I recently had an experience which seems perfect for this renewal of the exploration of this theme. Read on...

The other day I reduced a grown man to tears. I'm talking about racking, small-child-quality protracted sobbing and wailing. I didn't mean to; it just sort of happened. Here's how.

It seems like it's always the small acts of kindness that I end up regretting – they often lead to more trouble down the road. In this case, I was just about to pull away on time on an afternoon run from the College Town Transient Center for a trip to O-Town on the infamous Route 20. Before I could leave the curb, however, I saw a bedraggled character shuffling toward me, waving his hand. He was probably only somewhere in his 50s, but a life of hard living had made him look and move like a considerably older person. His pants were drooping around his hips – not because he was a gangsta, but due to his knocked-kneed gait and general lack of attention to sartorial details.

Against my better judgment, I waited for him. Technically, I would have been within my rights to have left him behind. The buses have designated departure times, which are well-publicized. All the people already aboard the bus had managed to be there prior to pull-out. Now, it's possible that a passenger can be delayed through no fault of their own, such as by being aboard a connecting bus that is running late. I don't think that was the case with this gentleman. All the other buses due at that time were present, and I had called out for transfers via the radio before departing.

But I decided to be a nice guy and wait.

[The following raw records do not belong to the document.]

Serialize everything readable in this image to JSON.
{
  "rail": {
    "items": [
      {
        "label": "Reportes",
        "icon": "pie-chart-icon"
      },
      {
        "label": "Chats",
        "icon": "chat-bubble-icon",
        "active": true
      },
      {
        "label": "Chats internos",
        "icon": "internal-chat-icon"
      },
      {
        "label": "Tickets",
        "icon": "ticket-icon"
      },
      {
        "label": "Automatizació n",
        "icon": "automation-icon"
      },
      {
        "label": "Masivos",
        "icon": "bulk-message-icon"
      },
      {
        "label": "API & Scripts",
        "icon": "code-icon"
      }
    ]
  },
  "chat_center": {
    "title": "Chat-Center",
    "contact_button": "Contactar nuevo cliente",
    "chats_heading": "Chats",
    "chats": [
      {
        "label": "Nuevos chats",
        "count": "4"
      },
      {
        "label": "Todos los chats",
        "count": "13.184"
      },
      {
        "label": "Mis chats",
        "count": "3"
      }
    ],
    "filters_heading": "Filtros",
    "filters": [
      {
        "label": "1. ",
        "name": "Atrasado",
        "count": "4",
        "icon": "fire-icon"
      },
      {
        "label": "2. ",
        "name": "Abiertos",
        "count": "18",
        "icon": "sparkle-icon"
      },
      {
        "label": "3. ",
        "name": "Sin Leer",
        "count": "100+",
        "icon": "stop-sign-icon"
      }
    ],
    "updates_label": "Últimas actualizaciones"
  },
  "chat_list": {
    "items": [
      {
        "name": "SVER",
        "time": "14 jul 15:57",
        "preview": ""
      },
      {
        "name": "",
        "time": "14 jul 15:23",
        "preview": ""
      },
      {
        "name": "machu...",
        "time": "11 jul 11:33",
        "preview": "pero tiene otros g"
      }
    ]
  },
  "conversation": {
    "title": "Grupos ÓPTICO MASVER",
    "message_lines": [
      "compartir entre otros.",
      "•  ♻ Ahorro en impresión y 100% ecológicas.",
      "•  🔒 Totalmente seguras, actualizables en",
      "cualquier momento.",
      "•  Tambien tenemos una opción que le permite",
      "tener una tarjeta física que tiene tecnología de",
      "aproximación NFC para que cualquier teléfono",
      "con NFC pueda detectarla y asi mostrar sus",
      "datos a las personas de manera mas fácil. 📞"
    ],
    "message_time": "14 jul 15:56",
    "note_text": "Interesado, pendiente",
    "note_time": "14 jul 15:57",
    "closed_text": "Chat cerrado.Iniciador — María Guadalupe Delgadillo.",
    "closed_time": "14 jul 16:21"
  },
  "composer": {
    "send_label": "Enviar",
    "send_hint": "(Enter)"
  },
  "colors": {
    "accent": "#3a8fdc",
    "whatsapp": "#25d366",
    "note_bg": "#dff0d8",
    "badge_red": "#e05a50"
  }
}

He climbed aboard and ran a 30 day pass through the fare machine. He was kind of chuckling to himself the whole time. I wrote him off as either crazy, drunk or high, or – as often happens – a combination of two or more of those possibilities.

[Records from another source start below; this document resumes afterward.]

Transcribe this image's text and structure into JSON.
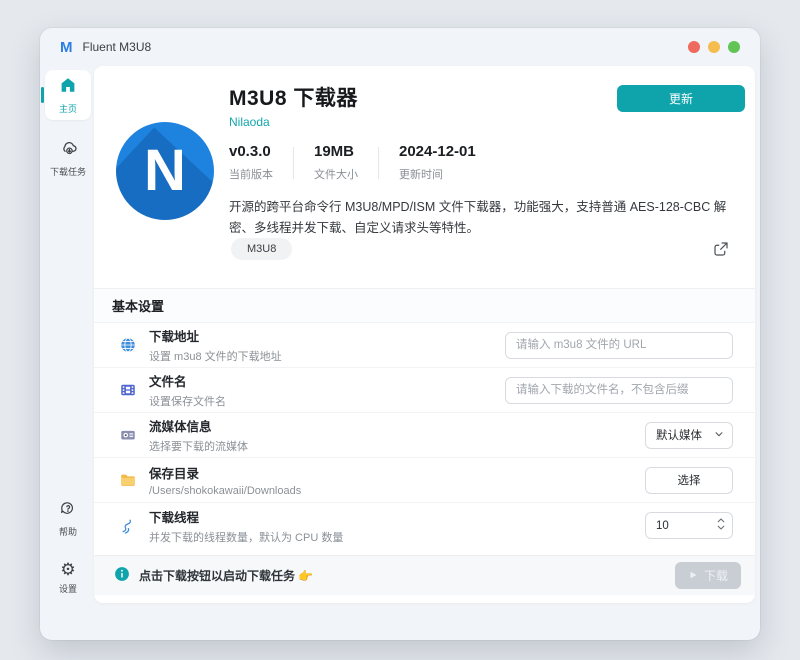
{
  "titlebar": {
    "app_name": "Fluent M3U8",
    "logo_letter": "M"
  },
  "colors": {
    "accent_teal": "#0fa3ab",
    "logo_blue": "#1e83de",
    "traffic_red": "#ee6a5f",
    "traffic_yellow": "#f5bd4f",
    "traffic_green": "#61c455"
  },
  "sidebar": {
    "home": "主页",
    "tasks": "下载任务",
    "help": "帮助",
    "settings": "设置"
  },
  "header": {
    "title": "M3U8 下载器",
    "author": "Nilaoda",
    "logo_letter": "N",
    "update_button": "更新",
    "stats": [
      {
        "value": "v0.3.0",
        "label": "当前版本"
      },
      {
        "value": "19MB",
        "label": "文件大小"
      },
      {
        "value": "2024-12-01",
        "label": "更新时间"
      }
    ],
    "description": "开源的跨平台命令行 M3U8/MPD/ISM 文件下载器，功能强大，支持普通 AES-128-CBC 解密、多线程并发下载、自定义请求头等特性。",
    "tag": "M3U8"
  },
  "settings_section": {
    "title": "基本设置",
    "rows": [
      {
        "title": "下载地址",
        "subtitle": "设置 m3u8 文件的下载地址",
        "placeholder": "请输入 m3u8 文件的 URL"
      },
      {
        "title": "文件名",
        "subtitle": "设置保存文件名",
        "placeholder": "请输入下载的文件名，不包含后缀"
      },
      {
        "title": "流媒体信息",
        "subtitle": "选择要下载的流媒体",
        "value": "默认媒体"
      },
      {
        "title": "保存目录",
        "subtitle": "/Users/shokokawaii/Downloads",
        "button": "选择"
      },
      {
        "title": "下载线程",
        "subtitle": "并发下载的线程数量，默认为 CPU 数量",
        "value": "10"
      }
    ]
  },
  "footer": {
    "hint": "点击下载按钮以启动下载任务 👉",
    "download_button": "下载"
  }
}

All the other buses were pulling out at the same time. For a little ways, I was being trailed by both the Route 41 (Mongolia) and the new (since I last posted to this blog) Route 14, which, along with Route 17, replaced the defective Route 15S).

One of the disadvantages of being the driver is that my view of what's going on behind me in the bus is limited. I don't always have the luxury of being able to turn around and see what is going on or who is speaking to me, especially when the bus is moving. This is especially true depending upon the configuration of the bus. Some have a large bulk head behind the driver which effectively blocks our vision even if we do turn around. So I have to rely upon the interior mirrors, but they don't show me every far-flung nook and cranny of the interior space.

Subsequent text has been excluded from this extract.